Risk assessments must be carried out for all projects involving volunteers or work involving paid employees.
Before commencing work, you may need to apply for a felling licence from the Forestry Commission. This is required for felling more than 5 cubic metres (about 2 large trees) per calendar quarter. For further information contact your local office of the Forestry Commission.
Felling and clearing may be carried out in woodland for a variety of reasons:
- To thin young woodlands or overstocked plantations.
- To initiate or maintain coppice cycles.
- To diversify woodlands by creating glades and rides.
- To create paths for access, or to clear growth to make woodlands more open and inviting for public enjoyment.
- To suppress exotic species such as rhododendron and sycamore, where they are smothering native woodland plants.
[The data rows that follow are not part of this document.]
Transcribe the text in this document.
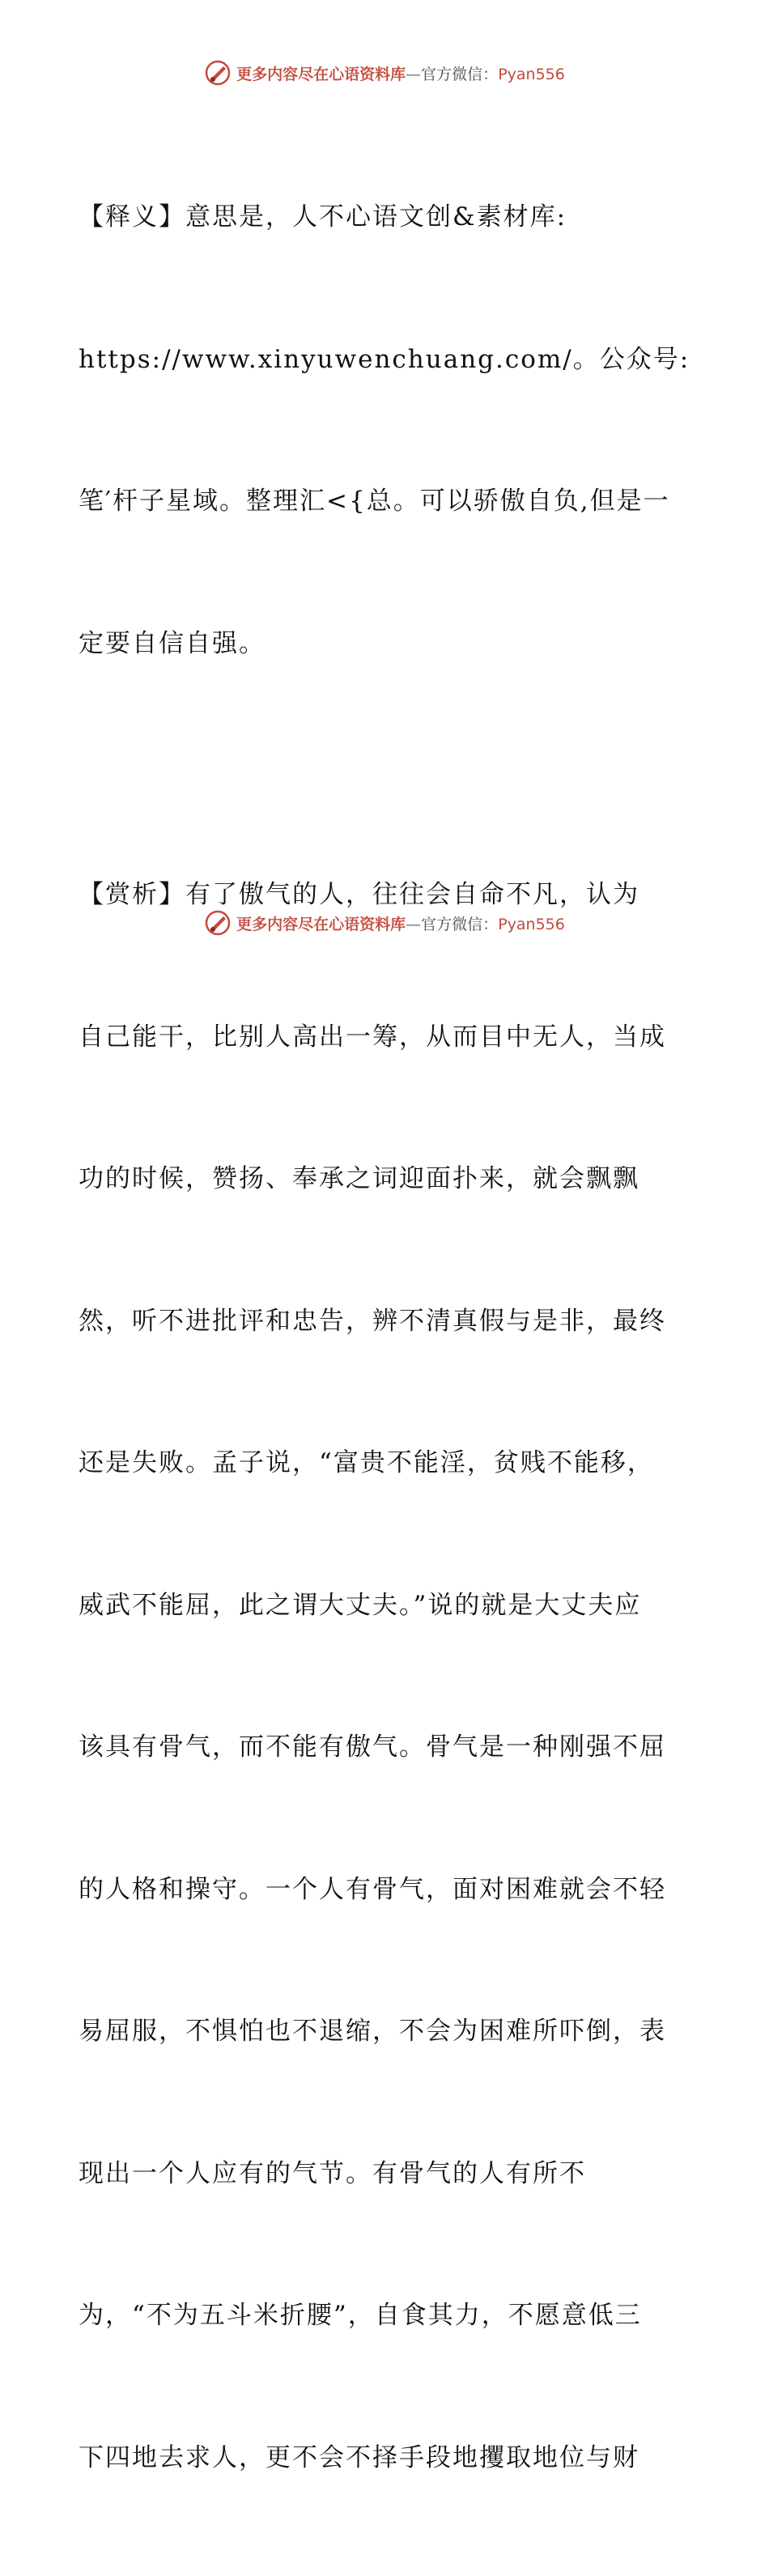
更多内容尽在心语资料库—官方微信：Pyan556

【释义】意思是，人不心语文创&素材库:

https://www.xinyuwenchuang.com/。公众号:

笔′杆子星域。整理汇<{总。可以骄傲自负,但是一

定要自信自强。

【赏析】有了傲气的人，往往会自命不凡，认为

自己能干，比别人高出一筹，从而目中无人，当成

功的时候，赞扬、奉承之词迎面扑来，就会飘飘

然，听不进批评和忠告，辨不清真假与是非，最终

还是失败。孟子说，“富贵不能淫，贫贱不能移，

威武不能屈，此之谓大丈夫。”说的就是大丈夫应

该具有骨气，而不能有傲气。骨气是一种刚强不屈

的人格和操守。一个人有骨气，面对困难就会不轻

易屈服，不惧怕也不退缩，不会为困难所吓倒，表

现出一个人应有的气节。有骨气的人有所不

为，“不为五斗米折腰”，自食其力，不愿意低三

下四地去求人，更不会不择手段地攫取地位与财

更多内容尽在心语资料库—官方微信：Pyan556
- To supply fuel, material for fencing, building, greenwood crafts and other uses.
All deciduous native species, if felled, have the ability to regrow from the stump. This is the basis of coppicing and pollarding, and was the main method of producing and harvesting wood from Neolithic times until the age of modern commercial forestry. If it is the intention that the trees should not regrow, then the stumps must be removed. This will be necessary for:
- Clearance of tracks, paths and other access routes.
- Clearance of permanent glades.
- Removal of unwanted or invasive species.
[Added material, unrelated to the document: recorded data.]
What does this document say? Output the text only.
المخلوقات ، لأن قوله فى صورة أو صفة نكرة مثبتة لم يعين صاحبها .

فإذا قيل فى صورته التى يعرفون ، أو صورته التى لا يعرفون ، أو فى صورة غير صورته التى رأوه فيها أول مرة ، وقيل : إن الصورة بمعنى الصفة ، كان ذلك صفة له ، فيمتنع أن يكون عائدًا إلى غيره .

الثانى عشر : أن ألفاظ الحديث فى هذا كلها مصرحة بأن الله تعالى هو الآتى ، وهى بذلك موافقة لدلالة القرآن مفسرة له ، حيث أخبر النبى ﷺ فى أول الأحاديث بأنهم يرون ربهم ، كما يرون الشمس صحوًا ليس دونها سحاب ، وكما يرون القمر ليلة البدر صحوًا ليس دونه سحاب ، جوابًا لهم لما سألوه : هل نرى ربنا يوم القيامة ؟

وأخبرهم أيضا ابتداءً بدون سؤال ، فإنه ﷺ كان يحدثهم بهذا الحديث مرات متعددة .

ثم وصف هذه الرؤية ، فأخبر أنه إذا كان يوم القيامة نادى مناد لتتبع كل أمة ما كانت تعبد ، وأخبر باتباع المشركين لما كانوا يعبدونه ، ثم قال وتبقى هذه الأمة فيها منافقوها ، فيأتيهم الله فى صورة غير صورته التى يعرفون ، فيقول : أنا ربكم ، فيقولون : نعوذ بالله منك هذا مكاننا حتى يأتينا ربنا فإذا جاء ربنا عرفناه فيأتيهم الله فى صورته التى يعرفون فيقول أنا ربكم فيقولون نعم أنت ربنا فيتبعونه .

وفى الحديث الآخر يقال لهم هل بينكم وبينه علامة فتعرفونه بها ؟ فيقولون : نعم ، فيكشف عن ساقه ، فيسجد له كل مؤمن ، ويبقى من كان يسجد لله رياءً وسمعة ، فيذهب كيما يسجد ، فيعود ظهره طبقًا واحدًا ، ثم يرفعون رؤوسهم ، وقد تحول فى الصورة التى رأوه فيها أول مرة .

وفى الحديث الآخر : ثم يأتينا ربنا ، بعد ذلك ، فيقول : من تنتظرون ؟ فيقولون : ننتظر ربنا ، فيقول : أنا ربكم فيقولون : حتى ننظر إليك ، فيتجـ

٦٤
When thinning, stumps can normally be left, as the shade cast by the remaining trees will mean that stumps will only produce weak regrowth.
Coniferous trees do not regrow from the stump, although stumps may need to be removed when clearing tracks or paths.
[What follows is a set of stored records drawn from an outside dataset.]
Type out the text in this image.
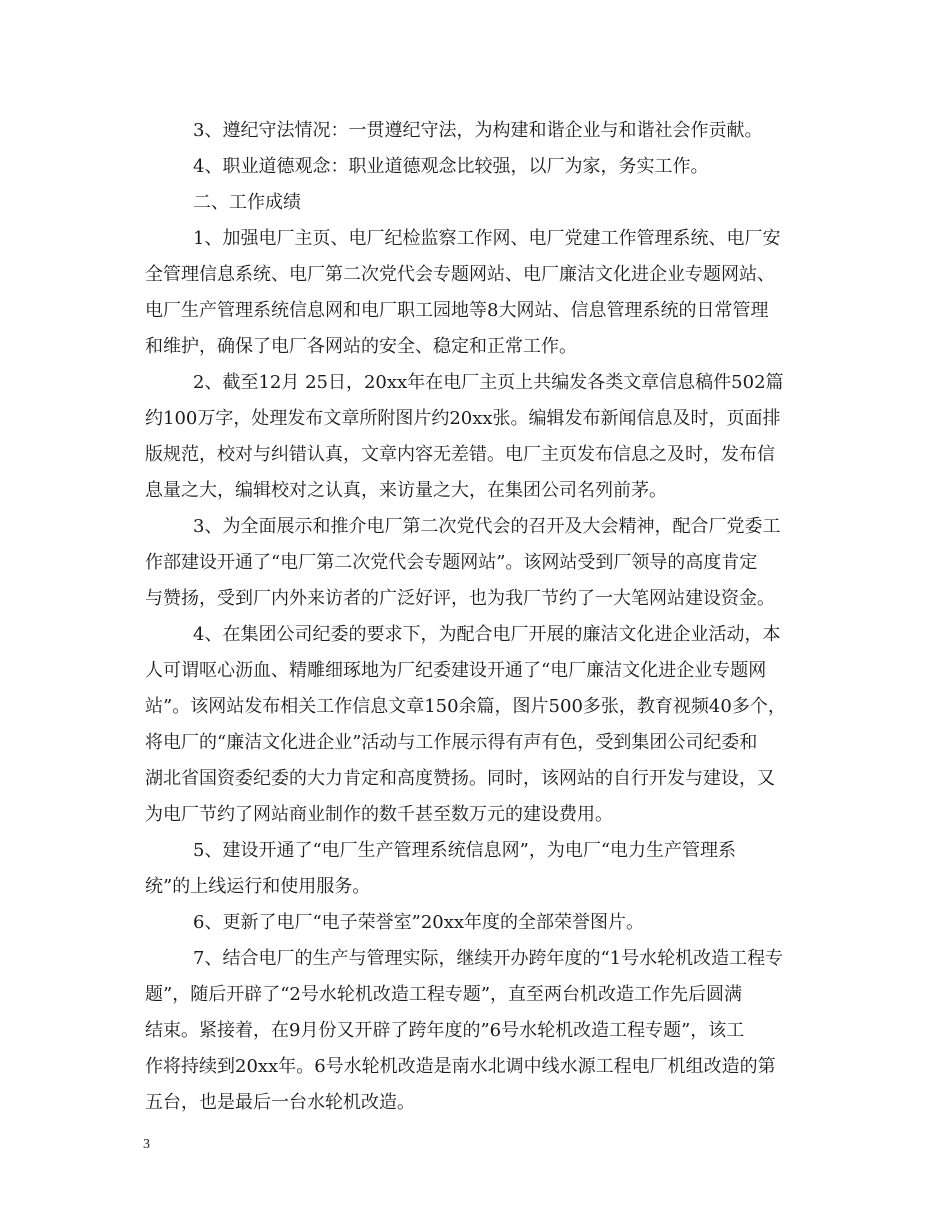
3、遵纪守法情况：一贯遵纪守法，为构建和谐企业与和谐社会作贡献。
4、职业道德观念：职业道德观念比较强，以厂为家，务实工作。
二、工作成绩
1、加强电厂主页、电厂纪检监察工作网、电厂党建工作管理系统、电厂安
全管理信息系统、电厂第二次党代会专题网站、电厂廉洁文化进企业专题网站、
电厂生产管理系统信息网和电厂职工园地等8大网站、信息管理系统的日常管理
和维护，确保了电厂各网站的安全、稳定和正常工作。
2、截至12月 25日，20xx年在电厂主页上共编发各类文章信息稿件502篇
约100万字，处理发布文章所附图片约20xx张。编辑发布新闻信息及时，页面排
版规范，校对与纠错认真，文章内容无差错。电厂主页发布信息之及时，发布信
息量之大，编辑校对之认真，来访量之大，在集团公司名列前茅。
3、为全面展示和推介电厂第二次党代会的召开及大会精神，配合厂党委工
作部建设开通了“电厂第二次党代会专题网站”。该网站受到厂领导的高度肯定
与赞扬，受到厂内外来访者的广泛好评，也为我厂节约了一大笔网站建设资金。
4、在集团公司纪委的要求下，为配合电厂开展的廉洁文化进企业活动，本
人可谓呕心沥血、精雕细琢地为厂纪委建设开通了“电厂廉洁文化进企业专题网
站”。该网站发布相关工作信息文章150余篇，图片500多张，教育视频40多个，
将电厂的“廉洁文化进企业”活动与工作展示得有声有色，受到集团公司纪委和
湖北省国资委纪委的大力肯定和高度赞扬。同时，该网站的自行开发与建设，又
为电厂节约了网站商业制作的数千甚至数万元的建设费用。
5、建设开通了“电厂生产管理系统信息网”，为电厂“电力生产管理系
统”的上线运行和使用服务。
6、更新了电厂“电子荣誉室”20xx年度的全部荣誉图片。
7、结合电厂的生产与管理实际，继续开办跨年度的“1号水轮机改造工程专
题”，随后开辟了“2号水轮机改造工程专题”，直至两台机改造工作先后圆满
结束。紧接着，在9月份又开辟了跨年度的”6号水轮机改造工程专题”，该工
作将持续到20xx年。6号水轮机改造是南水北调中线水源工程电厂机组改造的第
五台，也是最后一台水轮机改造。
3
Assessing the commercial timber potential of a woodland and making decisions about thinning requires specialist knowledge, including measurement of standing timber, crop densities, growth rates, market knowledge and other matters. Advice should normally be taken from a specialist, and the practical work is likely to beyond the scope of most volunteer groups. For further information see Broad (1998), NSWA (undated) and Rollinson, TJD (1999).
The selection of trees and the timing for thinning in woodlands managed primarily for conservation and amenity is less critical, and is largely a matter of local knowledge, observation and common sense. Guidelines are given here. The practical work may be suitable for skilled and experienced volunteers and other individuals.
In this chapter, felling generally refers to cutting the stem but leaving the stump to regrow, whereas clearing involves also removing the stump, or treating it so it will not regrow.